Of course, it is also difficult to write when you are spending much of your mental energy not thinking about Sjogren's and what that might mean for you. Not thinking. Enduring. Holding my Fluffernutter. And making tasty food like a roasted turkey avocado melt on sun-dried tomato basil bread.
Wednesday, January 04, 2017
Awash in pain...
To be blunt, I have been awash in pain. I do find it a bit odd that my best days, physically, in the past few months were when my parents were here for their visit. Of course, I cooked and cleaned and laundered myself from deep fatigue into total exhaustion, but this is more.
We just had some sort of front blow through here that absolutely felled me. There was a front last week I found difficult to endure, but this one was 1,000 times worse. Since October, I have had days where it felt as if I am not taking my Celebrex. I check and double check to make sure that I remembered to fill the daily medication boxes with it. I see that little yellow and white pill and think, Why do I hurt so badly? I have wondered oft and on how it could be that my arthritis could be so much worse. I am still conflicted about that. Is it worse, or is it just the dysautonomia magnifcation factor? You know, like I have such an exaggerated response when my blood sugar starts to drop rather than when it gets to a "normal" low level.
My hands are my nemesis, feeling swollen even though they do no look swollen to me at all. Stiff and sore and difficult to bend. My lower back is my arch enemy, the first spot of arthritis and my worst site. My right hip hates me. My knees mock me.
With the abdominal pain, I am felled by overwhelming waves of it and, eventually, it goes away. By that I mean, even if I have it daily (wee hours of the morning-ly), I still have big swaths of the day that are not filled with writhing in my midsection. And when I have a migraine, even though I doubt being able to survive it, it does end. The pain ends. Nausea is not pain, but even in the throes of it, struggling to get to the next second, some part of me knows that it will end. The bout will be over. I will be nausea free again, if only for a few hours.
The nerve pain is a different penny.

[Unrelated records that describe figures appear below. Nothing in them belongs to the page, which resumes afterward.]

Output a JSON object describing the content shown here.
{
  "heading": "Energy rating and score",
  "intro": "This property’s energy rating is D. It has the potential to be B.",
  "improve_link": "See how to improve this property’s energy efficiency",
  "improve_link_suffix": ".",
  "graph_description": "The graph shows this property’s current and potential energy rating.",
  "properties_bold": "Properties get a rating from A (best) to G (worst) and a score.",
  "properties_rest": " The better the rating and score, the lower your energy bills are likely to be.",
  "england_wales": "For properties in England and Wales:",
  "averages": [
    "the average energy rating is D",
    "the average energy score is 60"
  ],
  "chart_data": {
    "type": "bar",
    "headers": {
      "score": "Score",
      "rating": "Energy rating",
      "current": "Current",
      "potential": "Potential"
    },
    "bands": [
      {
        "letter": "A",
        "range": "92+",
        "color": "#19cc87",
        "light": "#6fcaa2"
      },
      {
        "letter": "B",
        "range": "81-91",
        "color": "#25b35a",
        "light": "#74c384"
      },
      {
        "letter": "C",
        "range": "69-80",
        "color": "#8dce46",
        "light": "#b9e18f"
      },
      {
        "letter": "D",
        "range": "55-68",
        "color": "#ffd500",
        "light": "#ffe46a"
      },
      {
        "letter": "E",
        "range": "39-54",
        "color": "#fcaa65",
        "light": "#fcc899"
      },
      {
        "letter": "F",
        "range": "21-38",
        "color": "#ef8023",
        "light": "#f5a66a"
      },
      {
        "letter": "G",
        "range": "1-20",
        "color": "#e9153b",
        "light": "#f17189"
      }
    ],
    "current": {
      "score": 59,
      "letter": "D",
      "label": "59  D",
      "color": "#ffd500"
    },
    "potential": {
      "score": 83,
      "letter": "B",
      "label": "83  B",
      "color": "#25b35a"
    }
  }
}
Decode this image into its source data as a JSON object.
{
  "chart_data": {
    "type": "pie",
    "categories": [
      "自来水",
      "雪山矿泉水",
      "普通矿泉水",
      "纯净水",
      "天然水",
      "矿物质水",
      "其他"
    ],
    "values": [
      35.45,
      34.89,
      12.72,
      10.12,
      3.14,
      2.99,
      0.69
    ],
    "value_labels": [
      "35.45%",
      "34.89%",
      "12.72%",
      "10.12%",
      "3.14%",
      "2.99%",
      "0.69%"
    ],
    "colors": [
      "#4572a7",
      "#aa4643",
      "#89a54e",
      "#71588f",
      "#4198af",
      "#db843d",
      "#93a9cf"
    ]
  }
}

It oft lasts days on end. So, for example, I've had my internal electric cattle prod poking my right thigh for the past few days. Fun times. I have been battling nerve pain every day, but in spates ... or at least in ways I can endure it, though, I think, perhaps, if you asked Becky, she would tell you that I have become more and more and more grumpy and quick to have my feelings hurt. Poor Becky.
But, oh my, I have struggled mightily with the stiff, sore, achey bits of me. The never-ending stiff, sore, achey bits of me. If you look up the word "achey," you will see it means continuous dull pain. UGH. Its that continuous part that gets me. It does get worse and then less worse, but the pain never goes away. I am sued to being stiff, sore, and achey when I've sat for too long or getting out of bed in the morning, but this is brutal.
I am awash in pain.
And losing perspective.
Tomorrow, I see the rheumatologist. I honestly do not have much hope for pain relief, given the medication options I know about, but maybe ... just maybe ... there is a way. SIGH.